Some credible historians place the first recorded flu "epidemic" in 41 or 47 BC, although it's difficult to establish exact diagnoses without RNA analysis. There have been at least 300 "epidemics" in Europe prior to about 1530 that, according to some researchers, likely were "flu" and that killed, in some individual cases, 5% or so of a "known local population."

The earliest reliably documented influenza epidemic probably began in Russia in about 1886 or 1887, reached Great Britain in early 1889. From Great Britain, it was first noted in Paris in November 1889, and reached Berlin and Vienna within a month thereafter.

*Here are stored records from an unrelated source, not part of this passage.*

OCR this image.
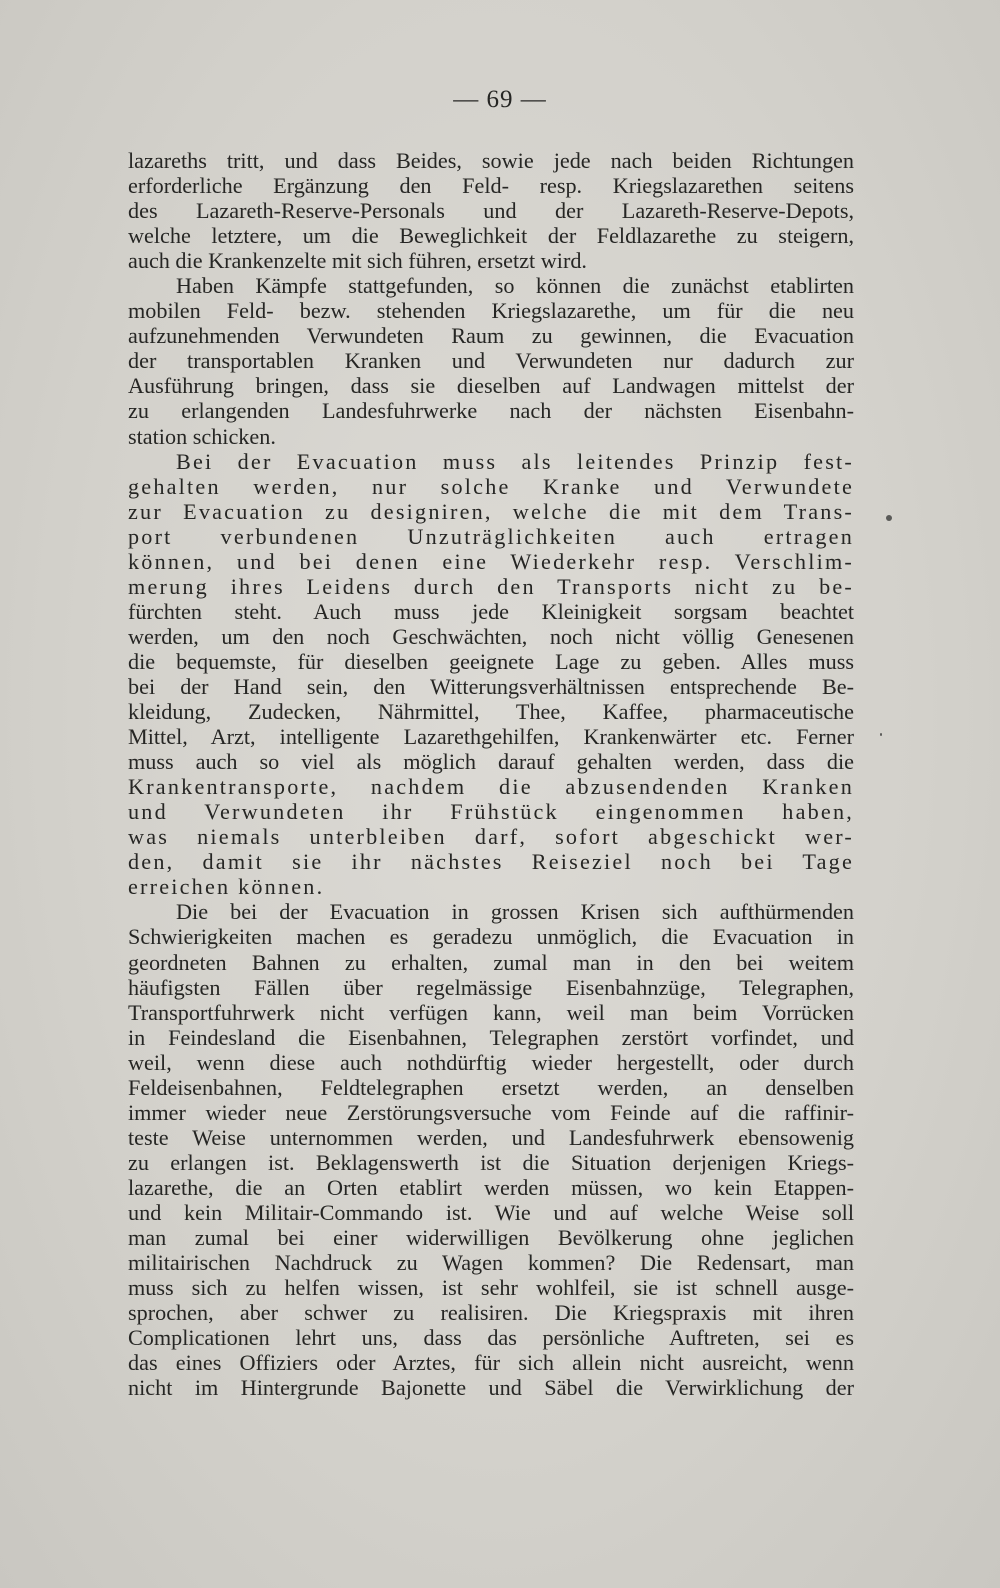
— 69 —
lazareths tritt, und dass Beides, sowie jede nach beiden Richtungen
erforderliche Ergänzung den Feld- resp. Kriegslazarethen seitens
des Lazareth-Reserve-Personals und der Lazareth-Reserve-Depots,
welche letztere, um die Beweglichkeit der Feldlazarethe zu steigern,
auch die Krankenzelte mit sich führen, ersetzt wird.
Haben Kämpfe stattgefunden, so können die zunächst etablirten
mobilen Feld- bezw. stehenden Kriegslazarethe, um für die neu
aufzunehmenden Verwundeten Raum zu gewinnen, die Evacuation
der transportablen Kranken und Verwundeten nur dadurch zur
Ausführung bringen, dass sie dieselben auf Landwagen mittelst der
zu erlangenden Landesfuhrwerke nach der nächsten Eisenbahn-
station schicken.
Bei der Evacuation muss als leitendes Prinzip fest-
gehalten werden, nur solche Kranke und Verwundete
zur Evacuation zu designiren, welche die mit dem Trans-
port verbundenen Unzuträglichkeiten auch ertragen
können, und bei denen eine Wiederkehr resp. Verschlim-
merung ihres Leidens durch den Transports nicht zu be-
fürchten steht. Auch muss jede Kleinigkeit sorgsam beachtet
werden, um den noch Geschwächten, noch nicht völlig Genesenen
die bequemste, für dieselben geeignete Lage zu geben. Alles muss
bei der Hand sein, den Witterungsverhältnissen entsprechende Be-
kleidung, Zudecken, Nährmittel, Thee, Kaffee, pharmaceutische
Mittel, Arzt, intelligente Lazarethgehilfen, Krankenwärter etc. Ferner
muss auch so viel als möglich darauf gehalten werden, dass die
Krankentransporte, nachdem die abzusendenden Kranken
und Verwundeten ihr Frühstück eingenommen haben,
was niemals unterbleiben darf, sofort abgeschickt wer-
den, damit sie ihr nächstes Reiseziel noch bei Tage
erreichen können.
Die bei der Evacuation in grossen Krisen sich aufthürmenden
Schwierigkeiten machen es geradezu unmöglich, die Evacuation in
geordneten Bahnen zu erhalten, zumal man in den bei weitem
häufigsten Fällen über regelmässige Eisenbahnzüge, Telegraphen,
Transportfuhrwerk nicht verfügen kann, weil man beim Vorrücken
in Feindesland die Eisenbahnen, Telegraphen zerstört vorfindet, und
weil, wenn diese auch nothdürftig wieder hergestellt, oder durch
Feldeisenbahnen, Feldtelegraphen ersetzt werden, an denselben
immer wieder neue Zerstörungsversuche vom Feinde auf die raffinir-
teste Weise unternommen werden, und Landesfuhrwerk ebensowenig
zu erlangen ist. Beklagenswerth ist die Situation derjenigen Kriegs-
lazarethe, die an Orten etablirt werden müssen, wo kein Etappen-
und kein Militair-Commando ist. Wie und auf welche Weise soll
man zumal bei einer widerwilligen Bevölkerung ohne jeglichen
militairischen Nachdruck zu Wagen kommen? Die Redensart, man
muss sich zu helfen wissen, ist sehr wohlfeil, sie ist schnell ausge-
sprochen, aber schwer zu realisiren. Die Kriegspraxis mit ihren
Complicationen lehrt uns, dass das persönliche Auftreten, sei es
das eines Offiziers oder Arztes, für sich allein nicht ausreicht, wenn
nicht im Hintergrunde Bajonette und Säbel die Verwirklichung der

It took 6 – 8 weeks for it to reach the US, reached South America in about a month, to India within 4 months, to Australia and New Zealand in 5 months, and was found in remote parts of Africa within a year. Nobody who carried it took a jet.

The "big one" was the world-wide influenza pandemic of 1918-1919. The "attack rate" in affected areas was 40 to 50% ill, with a little less than 2% of those infected dying from the desease. The usual estimate is 22,000,000 dead worldwide.

Many virologists believe that this flu pandemic was a previous crossover avian/bird flu.

Some suggest that the mutations that allowed it to affect humans "infected" it with some characteristics of a prior recent "epidemic" flu , and that some people had a partial acquired immunity, hence the "low death rate" in "civilized countries." The US lost about 500,000 (0.5%), Great Britain about 200,000 (% unknown). Samoa, without prior recent infection, saw 25% of its population die, and quite a few Eskimo villages disappeared completely. India lost about 12,000,000 people, believed to be at least partly because they were in the middle of an "explosive" population jump (by about 85% 1906 – 1961) so that there were many children without prior exposure and acquired partial immunity.

There is no guarantee that a NEW cross-over virus will be susceptible to acquired immunity to previous influenza strains.

If sufficient new infections occur via the existing "bird flu" routes of transmission there is a very high likelihood that a human-to-human transmissibility will develop.

Most of the recent pronouncements about bird flu have come from people who are concerned about the funding of public health resources. In other words – propaganda to generate funding. If the need for additional funding is seen as valid, and if the requirement that governments should support disease control research and policy is appropriate, then this is "good propaganda." Particularly with respect to influenza, we have not done a very good job recently, and some agencies likely have been denied funds they, and perhaps we, should consider essential. I have not seen statements from these sources that are not credible, although I tend not to go where wilder things are said.

The second source of recent comment comes largely from governments and/or individual politicians seeking to assure those of the populace who are affected by the first-layer propaganda that "we're doing something – we have a plan." In other words – "cover my ass" political propaganda. If there really is "a plan" then this is just news, but my guess is it's largely blather – at least for the present.

It's easy enough to promise that "if A, then B" if you don't expect "A" to happen before the next election. It doesn't really matter if "B" is a good response. When "A" happens, or looks inevitable, you'll expect to promise something else "based on the current situation" and go on with your career – if you're a traditional polititian.

Note: Some data from Armies of Pestilence, R.S. Bray, ©1996, R.S. Bray, Barnes & Noble Books, 2000, ISBN 0-7607-1915-2. Additional from Smithsonian, Technology Review, and American Scientist periodicals, via short-term memory.